This is the journey of the search for speed and perfection that Ben Hunt-Davis of Great Britain shares. The book is more than a collection of memories about an Olympic Champion crew. Hunt-Davis transports you through his crew’s final year of preparation for Sydney, highlighting the major obstacles that had to be overcome and the crucial strategies adopted on the way to gold.

Co-authored with performance coach Harriet Beveridge, each chapter comprises two parts: in the first, Hunt-Davis narrates a key episode that influenced his gold-medal winning quest and in the second Beveridge outlines how the lessons learnt by Hunt-Davis and his teammates in that particular instance can be applied in every-day life, whether in the private or professional sphere.

The titles of the chapters give a good idea of the principles covered in the book: goals, motivation, beliefs, make it happen, teams, process driven, momentum, change, risks, etc.

A self-help book, it is not of the vague sort that is difficult to apply in reality. The techniques are presented in a colloquial style with examples demonstrating how gold-medal-winning attitudes can in fact be adopted to attain success in any aspect of life - whether at the personal level, in relationships or for professional enterprises.

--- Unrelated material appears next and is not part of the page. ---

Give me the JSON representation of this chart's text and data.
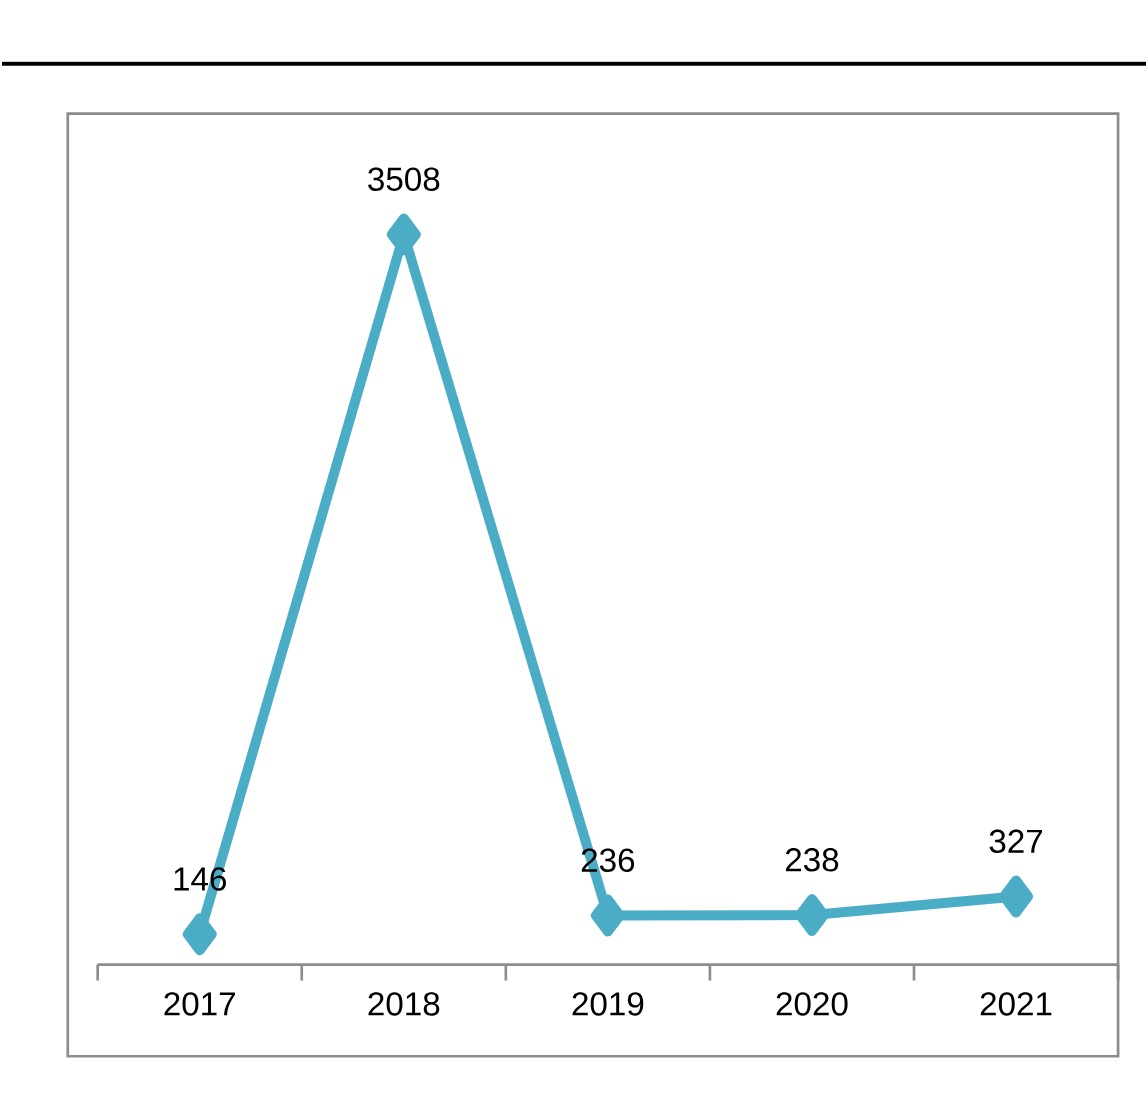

Quirky terms and concepts such as 'bullshit filters,' 'bouncebackability,' 'how to eat an elephant' and 'get the crocodiles before they get you' help make the techniques shared even more understandable, memorable and applicable. 

Hunt-Davis has a consulting website named after his book Global companies have looked to him and his team for advice on improving performance, based on the strategies shared in his book.

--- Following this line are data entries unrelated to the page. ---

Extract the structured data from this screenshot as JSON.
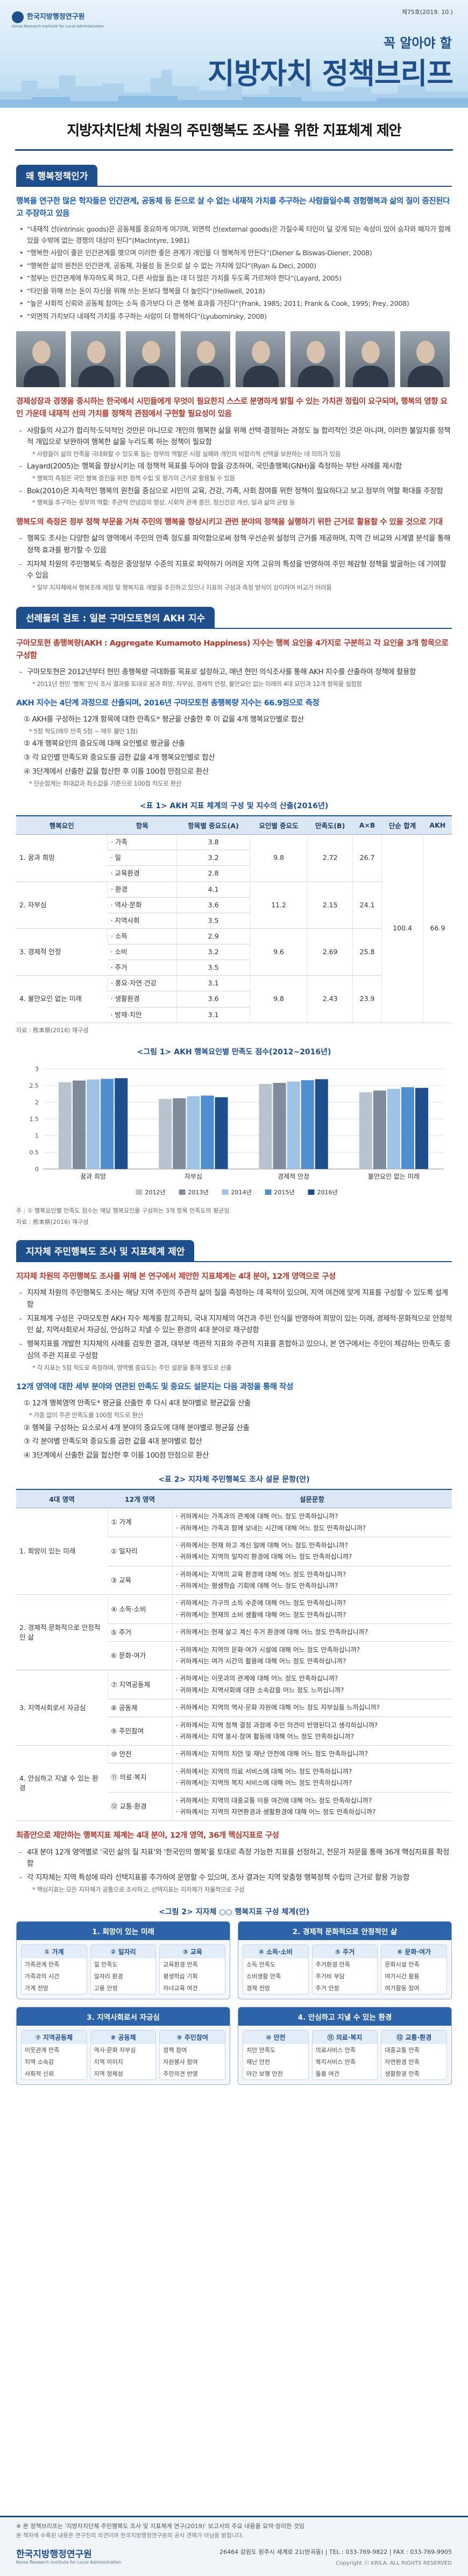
{
  "header": {
    "org": "한국지방행정연구원",
    "org_en": "Korea Research Institute for Local Administration",
    "issue": "제75호(2019. 10.)",
    "tagline": "꼭 알아야 할",
    "title": "지방자치 정책브리프"
  },
  "title": "지방자치단체 차원의 주민행복도 조사를 위한 지표체계 제안",
  "sections": [
    {
      "heading": "왜 행복정책인가",
      "blocks": [
        {
          "type": "lead",
          "color": "#1b5dab",
          "text": "행복을 연구한 많은 학자들은 인간관계, 공동체 등 돈으로 살 수 없는 내재적 가치를 추구하는 사람들일수록 경험행복과 삶의 질이 증진된다고 주장하고 있음"
        },
        {
          "type": "quotes",
          "items": [
            "“내재적 선(intrinsic goods)은 공동체를 중요하게 여기며, 외면적 선(external goods)은 가질수록 타인이 덜 갖게 되는 속성이 있어 승자와 패자가 함께 있을 수밖에 없는 경쟁의 대상이 된다”(MacIntyre, 1981)",
            "“행복한 사람이 좋은 인간관계를 맺으며 이러한 좋은 관계가 개인을 더 행복하게 만든다”(Diener & Biswas-Diener, 2008)",
            "“행복한 삶의 원천은 인간관계, 공동체, 자율성 등 돈으로 살 수 없는 가치에 있다”(Ryan & Deci, 2000)",
            "“정부는 인간관계에 투자하도록 하고, 다른 사람을 돕는 데 더 많은 가치를 두도록 가르쳐야 한다”(Layard, 2005)",
            "“타인을 위해 쓰는 돈이 자신을 위해 쓰는 돈보다 행복을 더 높인다”(Helliwell, 2018)",
            "“높은 사회적 신뢰와 공동체 참여는 소득 증가보다 더 큰 행복 효과를 가진다”(Frank, 1985; 2011; Frank & Cook, 1995; Frey, 2008)",
            "“외면적 가치보다 내재적 가치를 추구하는 사람이 더 행복하다”(Lyubomirsky, 2008)"
          ]
        },
        {
          "type": "photos"
        },
        {
          "type": "lead",
          "color": "#b03a2e",
          "text": "경제성장과 경쟁을 중시하는 한국에서 시민들에게 무엇이 필요한지 스스로 분명하게 밝힐 수 있는 가치관 정립이 요구되며, 행복의 영향 요인 가운데 내재적 선의 가치를 정책적 관점에서 구현할 필요성이 있음"
        },
        {
          "type": "list",
          "items": [
            {
              "text": "사람들의 사고가 합리적·도덕적인 것만은 아니므로 개인의 행복한 삶을 위해 선택·결정하는 과정도 늘 합리적인 것은 아니며, 이러한 불일치를 정책적 개입으로 보완하여 행복한 삶을 누리도록 하는 정책이 필요함",
              "note": "* 사람들이 삶의 만족을 극대화할 수 있도록 돕는 정부의 역할은 시장 실패와 개인의 비합리적 선택을 보완하는 데 의의가 있음"
            },
            {
              "text": "Layard(2005)는 행복을 향상시키는 데 정책적 목표를 두어야 함을 강조하며, 국민총행복(GNH)을 측정하는 부탄 사례를 제시함",
              "note": "* 행복의 측정은 국민 행복 증진을 위한 정책 수립 및 평가의 근거로 활용될 수 있음"
            },
            {
              "text": "Bok(2010)은 지속적인 행복의 원천을 중심으로 시민의 교육, 건강, 가족, 사회 참여를 위한 정책이 필요하다고 보고 정부의 역할 확대를 주장함",
              "note": "* 행복을 추구하는 정부의 역할: 주관적 안녕감의 향상, 사회적 관계 증진, 정신건강 개선, 일과 삶의 균형 등"
            }
          ]
        },
        {
          "type": "lead",
          "color": "#b03a2e",
          "text": "행복도의 측정은 정부 정책 부문을 거쳐 주민의 행복을 향상시키고 관련 분야의 정책을 실행하기 위한 근거로 활용할 수 있을 것으로 기대"
        },
        {
          "type": "list",
          "items": [
            {
              "text": "행복도 조사는 다양한 삶의 영역에서 주민의 만족 정도를 파악함으로써 정책 우선순위 설정의 근거를 제공하며, 지역 간 비교와 시계열 분석을 통해 정책 효과를 평가할 수 있음"
            },
            {
              "text": "지자체 차원의 주민행복도 측정은 중앙정부 수준의 지표로 파악하기 어려운 지역 고유의 특성을 반영하여 주민 체감형 정책을 발굴하는 데 기여할 수 있음",
              "note": "* 일부 지자체에서 행복조례 제정 및 행복지표 개발을 추진하고 있으나 지표의 구성과 측정 방식이 상이하여 비교가 어려움"
            }
          ]
        }
      ]
    },
    {
      "heading": "선례들의 검토 : 일본 구마모토현의 AKH 지수",
      "blocks": [
        {
          "type": "lead",
          "color": "#b03a2e",
          "text": "구마모토현 총행복량(AKH : Aggregate Kumamoto Happiness) 지수는 행복 요인을 4가지로 구분하고 각 요인을 3개 항목으로 구성함"
        },
        {
          "type": "list",
          "items": [
            {
              "text": "구마모토현은 2012년부터 현민 총행복량 극대화를 목표로 설정하고, 매년 현민 의식조사를 통해 AKH 지수를 산출하여 정책에 활용함",
              "note": "* 2011년 현민 '행복' 인식 조사 결과를 토대로 꿈과 희망, 자부심, 경제적 안정, 불안요인 없는 미래의 4대 요인과 12개 항목을 설정함"
            }
          ]
        },
        {
          "type": "lead",
          "color": "#1b5dab",
          "text": "AKH 지수는 4단계 과정으로 산출되며, 2016년 구마모토현 총행복량 지수는 66.9점으로 측정"
        },
        {
          "type": "steps",
          "items": [
            {
              "text": "① AKH를 구성하는 12개 항목에 대한 만족도* 평균을 산출한 후 이 값을 4개 행복요인별로 합산",
              "note": "* 5점 척도(매우 만족 5점 ~ 매우 불만 1점)"
            },
            {
              "text": "② 4개 행복요인의 중요도에 대해 요인별로 평균을 산출"
            },
            {
              "text": "③ 각 요인별 만족도와 중요도를 곱한 값을 4개 행복요인별로 합산"
            },
            {
              "text": "④ 3단계에서 산출한 값을 합산한 후 이를 100점 만점으로 환산",
              "note": "* 단순합계는 최대값과 최소값을 기준으로 100점 척도로 환산"
            }
          ]
        },
        {
          "type": "akh-table",
          "caption": "<표 1> AKH 지표 체계의 구성 및 지수의 산출(2016년)",
          "columns": [
            "행복요인",
            "항목",
            "항목별 중요도(A)",
            "요인별 중요도",
            "만족도(B)",
            "A×B",
            "단순 합계",
            "AKH"
          ],
          "factors": [
            {
              "name": "1. 꿈과 희망",
              "items": [
                {
                  "name": "· 가족",
                  "weight": "3.8"
                },
                {
                  "name": "· 일",
                  "weight": "3.2"
                },
                {
                  "name": "· 교육환경",
                  "weight": "2.8"
                }
              ],
              "importance": "9.8",
              "satisfaction": "2.72",
              "product": "26.7"
            },
            {
              "name": "2. 자부심",
              "items": [
                {
                  "name": "· 환경",
                  "weight": "4.1"
                },
                {
                  "name": "· 역사·문화",
                  "weight": "3.6"
                },
                {
                  "name": "· 지역사회",
                  "weight": "3.5"
                }
              ],
              "importance": "11.2",
              "satisfaction": "2.15",
              "product": "24.1"
            },
            {
              "name": "3. 경제적 안정",
              "items": [
                {
                  "name": "· 소득",
                  "weight": "2.9"
                },
                {
                  "name": "· 소비",
                  "weight": "3.2"
                },
                {
                  "name": "· 주거",
                  "weight": "3.5"
                }
              ],
              "importance": "9.6",
              "satisfaction": "2.69",
              "product": "25.8"
            },
            {
              "name": "4. 불안요인 없는 미래",
              "items": [
                {
                  "name": "· 풍요·자연 건강",
                  "weight": "3.1"
                },
                {
                  "name": "· 생활환경",
                  "weight": "3.6"
                },
                {
                  "name": "· 방재·치안",
                  "weight": "3.1"
                }
              ],
              "importance": "9.8",
              "satisfaction": "2.43",
              "product": "23.9"
            }
          ],
          "simple_sum": "100.4",
          "akh": "66.9",
          "source": "자료 : 熊本県(2016) 재구성"
        },
        {
          "type": "chart",
          "chart": {
            "type": "bar",
            "title": "<그림 1> AKH 행복요인별 만족도 점수(2012~2016년)",
            "categories": [
              "꿈과 희망",
              "자부심",
              "경제적 안정",
              "불안요인 없는 미래"
            ],
            "series": [
              {
                "name": "2012년",
                "color": "#b9c3cf",
                "values": [
                  2.6,
                  2.1,
                  2.55,
                  2.3
                ]
              },
              {
                "name": "2013년",
                "color": "#7f8c9b",
                "values": [
                  2.65,
                  2.12,
                  2.58,
                  2.35
                ]
              },
              {
                "name": "2014년",
                "color": "#9fc3e6",
                "values": [
                  2.68,
                  2.18,
                  2.62,
                  2.4
                ]
              },
              {
                "name": "2015년",
                "color": "#4f8fd1",
                "values": [
                  2.7,
                  2.2,
                  2.66,
                  2.45
                ]
              },
              {
                "name": "2016년",
                "color": "#1f4e8c",
                "values": [
                  2.72,
                  2.15,
                  2.69,
                  2.43
                ]
              }
            ],
            "ylim": [
              0,
              3
            ],
            "yticks": [
              0,
              0.5,
              1,
              1.5,
              2,
              2.5,
              3
            ],
            "grid": true,
            "note": "주 : ① 행복요인별 만족도 점수는 해당 행복요인을 구성하는 3개 항목 만족도의 평균임",
            "source": "자료 : 熊本県(2016) 재구성"
          }
        }
      ]
    },
    {
      "heading": "지자체 주민행복도 조사 및 지표체계 제안",
      "blocks": [
        {
          "type": "lead",
          "color": "#b03a2e",
          "text": "지자체 차원의 주민행복도 조사를 위해 본 연구에서 제안한 지표체계는 4대 분야, 12개 영역으로 구성"
        },
        {
          "type": "list",
          "items": [
            {
              "text": "지자체 차원의 주민행복도 조사는 해당 지역 주민의 주관적 삶의 질을 측정하는 데 목적이 있으며, 지역 여건에 맞게 지표를 구성할 수 있도록 설계함"
            },
            {
              "text": "지표체계 구성은 구마모토현 AKH 지수 체계를 참고하되, 국내 지자체의 여건과 주민 인식을 반영하여 희망이 있는 미래, 경제적·문화적으로 안정적인 삶, 지역사회로서 자긍심, 안심하고 지낼 수 있는 환경의 4대 분야로 재구성함"
            },
            {
              "text": "행복지표를 개발한 지자체의 사례를 검토한 결과, 대부분 객관적 지표와 주관적 지표를 혼합하고 있으나, 본 연구에서는 주민이 체감하는 만족도 중심의 주관 지표로 구성함",
              "note": "* 각 지표는 5점 척도로 측정하며, 영역별 중요도는 주민 설문을 통해 별도로 산출"
            }
          ]
        },
        {
          "type": "lead",
          "color": "#1b5dab",
          "text": "12개 영역에 대한 세부 분야와 연관된 만족도 및 중요도 설문지는 다음 과정을 통해 작성"
        },
        {
          "type": "steps",
          "items": [
            {
              "text": "① 12개 행복영역 만족도* 평균을 산출한 후 다시 4대 분야별로 평균값을 산출",
              "note": "* 가중 없이 주관 만족도를 100점 척도로 환산"
            },
            {
              "text": "② 행복을 구성하는 요소로서 4개 분야의 중요도에 대해 분야별로 평균을 산출"
            },
            {
              "text": "③ 각 분야별 만족도와 중요도를 곱한 값을 4대 분야별로 합산"
            },
            {
              "text": "④ 3단계에서 산출한 값을 합산한 후 이를 100점 만점으로 환산"
            }
          ]
        },
        {
          "type": "survey-table",
          "caption": "<표 2> 지자체 주민행복도 조사 설문 문항(안)",
          "columns": [
            "4대 영역",
            "12개 영역",
            "설문문항"
          ],
          "domains": [
            {
              "name": "1. 희망이 있는 미래",
              "areas": [
                {
                  "name": "① 가계",
                  "questions": [
                    "귀하께서는 가족과의 관계에 대해 어느 정도 만족하십니까?",
                    "귀하께서는 가족과 함께 보내는 시간에 대해 어느 정도 만족하십니까?"
                  ]
                },
                {
                  "name": "② 일자리",
                  "questions": [
                    "귀하께서는 현재 하고 계신 일에 대해 어느 정도 만족하십니까?",
                    "귀하께서는 지역의 일자리 환경에 대해 어느 정도 만족하십니까?"
                  ]
                },
                {
                  "name": "③ 교육",
                  "questions": [
                    "귀하께서는 지역의 교육 환경에 대해 어느 정도 만족하십니까?",
                    "귀하께서는 평생학습 기회에 대해 어느 정도 만족하십니까?"
                  ]
                }
              ]
            },
            {
              "name": "2. 경제적 문화적으로 안정적인 삶",
              "areas": [
                {
                  "name": "④ 소득·소비",
                  "questions": [
                    "귀하께서는 가구의 소득 수준에 대해 어느 정도 만족하십니까?",
                    "귀하께서는 현재의 소비 생활에 대해 어느 정도 만족하십니까?"
                  ]
                },
                {
                  "name": "⑤ 주거",
                  "questions": [
                    "귀하께서는 현재 살고 계신 주거 환경에 대해 어느 정도 만족하십니까?"
                  ]
                },
                {
                  "name": "⑥ 문화·여가",
                  "questions": [
                    "귀하께서는 지역의 문화·여가 시설에 대해 어느 정도 만족하십니까?",
                    "귀하께서는 여가 시간의 활용에 대해 어느 정도 만족하십니까?"
                  ]
                }
              ]
            },
            {
              "name": "3. 지역사회로서 자긍심",
              "areas": [
                {
                  "name": "⑦ 지역공동체",
                  "questions": [
                    "귀하께서는 이웃과의 관계에 대해 어느 정도 만족하십니까?",
                    "귀하께서는 지역사회에 대한 소속감을 어느 정도 느끼십니까?"
                  ]
                },
                {
                  "name": "⑧ 공동체",
                  "questions": [
                    "귀하께서는 지역의 역사·문화 자원에 대해 어느 정도 자부심을 느끼십니까?"
                  ]
                },
                {
                  "name": "⑨ 주민참여",
                  "questions": [
                    "귀하께서는 지역 정책 결정 과정에 주민 의견이 반영된다고 생각하십니까?",
                    "귀하께서는 지역 봉사·참여 활동에 대해 어느 정도 만족하십니까?"
                  ]
                }
              ]
            },
            {
              "name": "4. 안심하고 지낼 수 있는 환경",
              "areas": [
                {
                  "name": "⑩ 안전",
                  "questions": [
                    "귀하께서는 지역의 치안 및 재난 안전에 대해 어느 정도 만족하십니까?"
                  ]
                },
                {
                  "name": "⑪ 의료·복지",
                  "questions": [
                    "귀하께서는 지역의 의료 서비스에 대해 어느 정도 만족하십니까?",
                    "귀하께서는 지역의 복지 서비스에 대해 어느 정도 만족하십니까?"
                  ]
                },
                {
                  "name": "⑫ 교통·환경",
                  "questions": [
                    "귀하께서는 지역의 대중교통 이용 여건에 대해 어느 정도 만족하십니까?",
                    "귀하께서는 지역의 자연환경과 생활환경에 대해 어느 정도 만족하십니까?"
                  ]
                }
              ]
            }
          ]
        },
        {
          "type": "lead",
          "color": "#b03a2e",
          "text": "최종안으로 제안하는 행복지표 체계는 4대 분야, 12개 영역, 36개 핵심지표로 구성"
        },
        {
          "type": "list",
          "items": [
            {
              "text": "4대 분야 12개 영역별로 '국민 삶의 질 지표'와 '한국인의 행복'을 토대로 측정 가능한 지표를 선정하고, 전문가 자문을 통해 36개 핵심지표를 확정함"
            },
            {
              "text": "각 지자체는 지역 특성에 따라 선택지표를 추가하여 운영할 수 있으며, 조사 결과는 지역 맞춤형 행복정책 수립의 근거로 활용 가능함",
              "note": "* 핵심지표는 모든 지자체가 공통으로 조사하고, 선택지표는 지자체가 자율적으로 구성"
            }
          ]
        },
        {
          "type": "diagram",
          "caption": "<그림 2> 지자체 ○○ 행복지표 구성 체계(안)",
          "groups": [
            {
              "name": "1. 희망이 있는 미래",
              "areas": [
                {
                  "name": "① 가계",
                  "indicators": [
                    "가족관계 만족",
                    "가족과의 시간",
                    "가계 전망"
                  ]
                },
                {
                  "name": "② 일자리",
                  "indicators": [
                    "일 만족도",
                    "일자리 환경",
                    "고용 안정"
                  ]
                },
                {
                  "name": "③ 교육",
                  "indicators": [
                    "교육환경 만족",
                    "평생학습 기회",
                    "자녀교육 여건"
                  ]
                }
              ]
            },
            {
              "name": "2. 경제적 문화적으로 안정적인 삶",
              "areas": [
                {
                  "name": "④ 소득·소비",
                  "indicators": [
                    "소득 만족도",
                    "소비생활 만족",
                    "경제 전망"
                  ]
                },
                {
                  "name": "⑤ 주거",
                  "indicators": [
                    "주거환경 만족",
                    "주거비 부담",
                    "주거 안정"
                  ]
                },
                {
                  "name": "⑥ 문화·여가",
                  "indicators": [
                    "문화시설 만족",
                    "여가시간 활용",
                    "여가활동 참여"
                  ]
                }
              ]
            },
            {
              "name": "3. 지역사회로서 자긍심",
              "areas": [
                {
                  "name": "⑦ 지역공동체",
                  "indicators": [
                    "이웃관계 만족",
                    "지역 소속감",
                    "사회적 신뢰"
                  ]
                },
                {
                  "name": "⑧ 공동체",
                  "indicators": [
                    "역사·문화 자부심",
                    "지역 이미지",
                    "지역 정체성"
                  ]
                },
                {
                  "name": "⑨ 주민참여",
                  "indicators": [
                    "정책 참여",
                    "자원봉사 참여",
                    "주민의견 반영"
                  ]
                }
              ]
            },
            {
              "name": "4. 안심하고 지낼 수 있는 환경",
              "areas": [
                {
                  "name": "⑩ 안전",
                  "indicators": [
                    "치안 만족도",
                    "재난 안전",
                    "야간 보행 안전"
                  ]
                },
                {
                  "name": "⑪ 의료·복지",
                  "indicators": [
                    "의료서비스 만족",
                    "복지서비스 만족",
                    "돌봄 여건"
                  ]
                },
                {
                  "name": "⑫ 교통·환경",
                  "indicators": [
                    "대중교통 만족",
                    "자연환경 만족",
                    "생활환경 만족"
                  ]
                }
              ]
            }
          ]
        }
      ]
    }
  ],
  "footer": {
    "summary": "※ 본 정책브리프는 '지방자치단체 주민행복도 조사 및 지표체계 연구(2019)' 보고서의 주요 내용을 요약·정리한 것임",
    "disclaimer": "본 책자에 수록된 내용은 연구진의 의견이며 한국지방행정연구원의 공식 견해가 아님을 밝힙니다.",
    "org": "한국지방행정연구원",
    "org_en": "Korea Research Institute for Local Administration",
    "address": "26464 강원도 원주시 세계로 21(반곡동) | TEL : 033-769-9822 | FAX : 033-769-9905",
    "copyright": "Copyright ⓒ KRILA. ALL RIGHTS RESERVED"
  }
}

“An Olympic gold medal is a crazy thing to want, and a crazy thing to work towards. The odds – even if you are a world class athlete – are stacked against you. For the Olympics in 2000, we discovered that the only way to reach our crazy goal was with concrete, everyday habits,” says Hunt-Davis on his website.

The book “How to make the boat go faster” is definitely worth a read for anyone looking to setting and attaining goals and wondering how to reach them in practical and efficient ways.